プロヒーロー大爆殺神ダイナマイト。 お茶子と付き合う事になった出久から恋愛相談を受ける勝己の話
原作通り←大事、マジで原作通り。緑谷出久が好き、でもこっちに振り向いてくれないのは分かってる。分かってるから、あらゆる手を使ってでもこっちを向かせる勢いで生きてる。でも好きなのは悟られないよう、慎重で。マジでクズでマジで狂ってます(今更)
この気持ちはしまっておくんだ。麗日と付き合うことになった出久。男と女が惹かれ合うのは生物として正しい姿だ。無個性として生まれて人間らしい扱いもろくにされず、後付けの力で英雄として持て囃されて、そんなおまえを一人の人間として愛してくれる女がいるならそれ以上なんてない。どこにでもいる一人の男として、好きな女と結婚してガキでも拵えて人並みの幸福を掴めるなら、それが何よりのハッピーエンドだ。これで良かったんだ。これが正しい選択だ。これがあるべき姿で、何も間違ってなんかない。いつか結婚式に呼ばれたら祝いの品くらい贈ってやって、嫁と子供の自慢話くらいたまには聞いてやればいい。そうやっておまえが無理なく幸せそうに笑ってんなら、それでいい。それだけでいい。それ以外何も要らない。イカレてンのは、俺だけで十分だ。良かったなと、零れたセリフに嘘はなかった。心から俺はおまえを祝福していた。誰よりも何よりも幸せになって欲しかったから、だから、俺だけは隣にいちゃいけなかった。これは俺のようなクズに似合いの、優しい結末だった。全てに納得して目を閉じる。今日も残酷な手が俺に差し出される夢を見る。俺がどんなに手を伸ばしても、その手にはいつだって絶対に届かない。俺の後ろをついてきていたはずの影は振り返ったってもうなくて、俺はいつもおまえの背中を見ている。俺はそれを追いかけずに、一人川で靴を濡らした。
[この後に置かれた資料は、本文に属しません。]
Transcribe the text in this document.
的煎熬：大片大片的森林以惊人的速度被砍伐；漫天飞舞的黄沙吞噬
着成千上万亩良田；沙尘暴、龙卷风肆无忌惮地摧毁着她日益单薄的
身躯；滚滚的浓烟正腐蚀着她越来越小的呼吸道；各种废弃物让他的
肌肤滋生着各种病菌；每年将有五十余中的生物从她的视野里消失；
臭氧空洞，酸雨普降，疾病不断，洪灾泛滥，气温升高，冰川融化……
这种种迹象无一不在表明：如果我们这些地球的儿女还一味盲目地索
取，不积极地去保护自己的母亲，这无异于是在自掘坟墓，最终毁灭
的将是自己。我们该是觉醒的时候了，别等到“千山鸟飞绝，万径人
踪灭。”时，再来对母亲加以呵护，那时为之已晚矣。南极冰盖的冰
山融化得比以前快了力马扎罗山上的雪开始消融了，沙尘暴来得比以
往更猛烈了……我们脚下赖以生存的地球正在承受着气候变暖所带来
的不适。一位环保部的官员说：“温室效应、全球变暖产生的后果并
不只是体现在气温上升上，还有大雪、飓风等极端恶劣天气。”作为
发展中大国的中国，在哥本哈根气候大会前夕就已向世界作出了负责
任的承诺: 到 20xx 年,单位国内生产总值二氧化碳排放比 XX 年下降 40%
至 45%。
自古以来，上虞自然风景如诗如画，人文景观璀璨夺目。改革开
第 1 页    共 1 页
僕にとってみんなは本当に『特別』だった。その言葉に嘘はなくて、何物にも代えがたい宝物だった。だけどみんなが特別なら、それは誰も特別じゃないのと同じだった。特定の誰か一人だけが僕にとっての唯一になるなんて、考えたこともなかったんだ。「つ、付き合って、ください……みたいな…………」顔を真っ赤にして絞り出した女の人は、僕にとって特別な存在だった。特別の中の、さらに特別な存在だった。僕を特別にしてくれる女の人。それもヒーローデクとしてじゃなく、世界を救った英雄としてじゃなく、等身大の緑谷出久を見てくれる人だった。オールマイトは誰か一人のものじゃなくてみんなのヒーローだった。だから僕も、緑谷出久個人としてのナニカなんて死ぬまで考える気はなかった。だけど背中を押されて、視野が広くなって、ちょっとくらい自分のためにワガママに生きてもいいんだって思えるようになって、そうしたら自分も知らなかった欲が出てしまった。素敵だなって思う女の人との未来を、胸に描いたっていい。一人間である緑谷出久個人の幸福を望んでみたっていい。例えば好きな人と付き合って、結婚して、子供を二人で育てる事を夢見たっていい。そんな自分のためだけの時間を、考えられるようになった。初めはこれが恋なのか分からなかったし、ただもっと知りたいって、もっと話したいって、それだけだった気がする。僕の中の特別な人の、僕の知らない部分に触れてみたかっただけだと思う。真っ直ぐに向けられる好意が擽ったくて、自然と僕もこの気持ちに名前をつけたくなって、手を握ると、心が暖かくなって、もっと触れたいって、そう思うようになった。だから、僕はそのラベルに同意した。僕たちは『恋人』になって、お付き合いをするようになったんだ。また一緒にご飯を食べようが、次からはデートになってしまう。意識したら急に恥ずかしくなって、二人で顔を真っ赤にしてしまった。僕の初めての彼女。僕の特別の中の特別な人。麗日さんは、前よりずっと綺麗になった。前よりずっとずっと、好きだなって思った。